La investigación liderada por la fiscal Analía Cepede desnudó una metodología de captación basada en el hackeo de cuentas y la manipulación psicológica. El líder de la banda utilizaba la identidad de marcas reconocidas para atraer a sus víctimas.
El caso que conmociona al norte cordobés pone el foco en la sofisticación de los delitos informáticos. El principal investigado, alojado en Sierra Chica, no solo captaba a las jóvenes de 14 a 16 años con promesas de remuneraciones de 80 mil pesos, sino que utilizaba técnicas de ingeniería social para tomar control de sus redes sociales. Una vez con el dominio de los perfiles de las víctimas, la estafa laboral se transformaba en una extorsión sexual y económica bajo amenazas de muerte.

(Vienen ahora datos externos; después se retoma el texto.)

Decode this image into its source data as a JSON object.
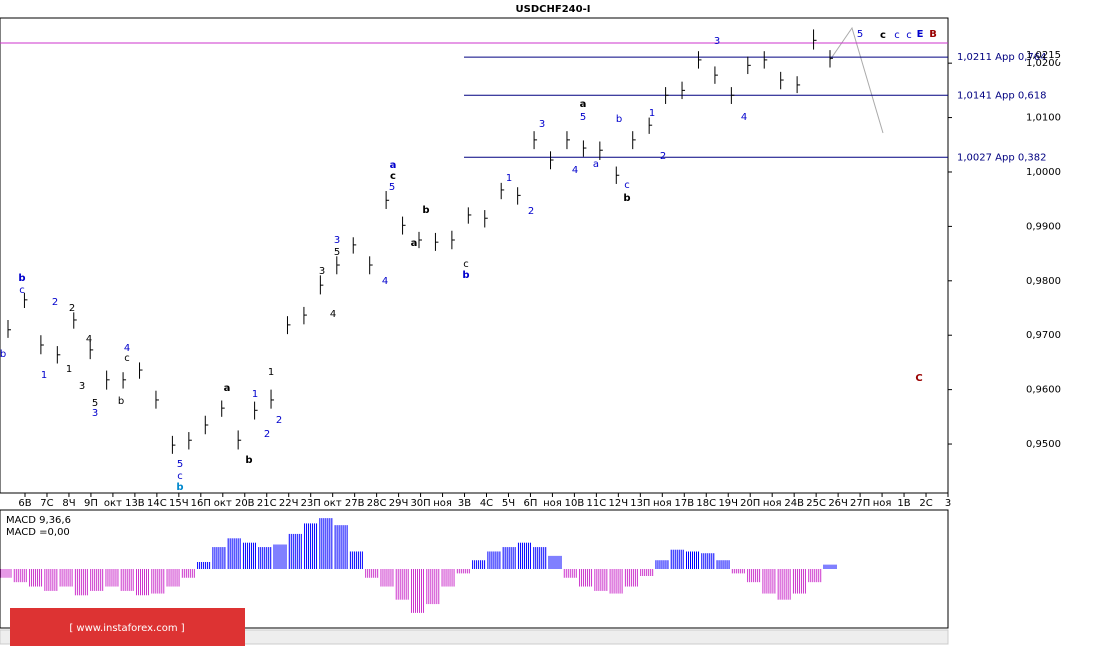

El expediente judicial detalla que el agresor exigía transferencias bancarias de hasta 100 mil pesos, calificándolas como «multas» por supuestos incumplimientos de contrato. Los allanamientos realizados en Buenos Aires permitieron identificar a dos colaboradoras que facilitaban la logística externa de la red, mientras que en el penal se secuestraron los dispositivos que el recluso utilizaba para gestionar los ataques. La causa, que ya acumula 13 denuncias, avanza bajo estricto secreto de sumario.